Waite Rawls, the museum’s president, acknowledges that the museum has suffered an image problem for some time. “There’s a big gap in the reality of what the museum is today and the perception the public has,” he says.
During the 1990s, Mr. Rawls says, the museum began an effort to change its image, offering exhibits on the struggle of blacks for freedom in the South and the role of women in the war.
Mr. Rawls insists that the museum is not in competition with the American Civil War Center.
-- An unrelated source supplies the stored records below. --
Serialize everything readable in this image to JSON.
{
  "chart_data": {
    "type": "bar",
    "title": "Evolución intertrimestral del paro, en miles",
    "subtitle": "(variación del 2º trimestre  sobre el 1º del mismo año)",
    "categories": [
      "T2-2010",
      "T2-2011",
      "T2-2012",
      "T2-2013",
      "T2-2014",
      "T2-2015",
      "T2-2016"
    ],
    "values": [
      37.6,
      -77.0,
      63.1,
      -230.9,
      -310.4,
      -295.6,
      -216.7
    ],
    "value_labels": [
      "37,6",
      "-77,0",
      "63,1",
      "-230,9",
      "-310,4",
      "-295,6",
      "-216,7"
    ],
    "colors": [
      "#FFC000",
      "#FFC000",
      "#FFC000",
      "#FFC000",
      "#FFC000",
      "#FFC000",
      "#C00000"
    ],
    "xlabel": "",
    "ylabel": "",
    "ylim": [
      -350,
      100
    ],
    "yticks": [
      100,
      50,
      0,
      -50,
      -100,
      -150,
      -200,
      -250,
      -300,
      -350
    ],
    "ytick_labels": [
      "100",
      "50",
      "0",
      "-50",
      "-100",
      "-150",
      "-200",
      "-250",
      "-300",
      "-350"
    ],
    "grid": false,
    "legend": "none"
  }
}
In fact, he says, Richmond as a whole is in competition with other historical cities. However, he thinks his town comes up short when it comes to marketing its historical offerings.
“If you look at Northern cities, particularly modern, progressive cities, they put [historical legacy] at the forefront,” he says, citing Boston, Philadelphia and Washington as examples.
Richmond, Mr. Rawls says, has an advantage in that regard. Cities such as Charlotte, N.C., he says, aren’t so fortunate. Still, Richmond is unique in that its history is sometimes considered an albatross, a fact that is often chalked up to race.
“Twenty-first-century racial politics have used the Civil War as a political football,” Mr. Rawls says. “Blaming that on the Civil War is a peculiarly local phenomenon.”
Nevertheless, the conflict is still a big draw for tourists in the Old Dominion. One out of every 10 visitors goes to some Civil War site, says Richard Lewis of the Virginia Tourism Corp. “There’s so much to see,” he says. “You’d be hard-pressed to do all the Civil War stuff in Virginia in one day.”
There has been a move recently by city officials to pay greater tribute to the role of blacks in the city’s past. Last year, the city unveiled the Slavery Reconciliation Statue in the historic Shockoe Bottom area. Identical statues have been erected in Liverpool, England, and Benin, in West Africa, representing three prominent focal points of the slave trade.
Virginia is planning its Sesquicentennial Commemoration — or 150th anniversary — of the war, beginning in 2011 and running through 2015. That will likely set the tone for Civil War tourism in the former capital of the Confederacy in the 21st century.
“We’re looking at this as an opportunity to improve the way Richmond has been marketed,” says Jeannie Welliver, director of tourism for the city of Richmond.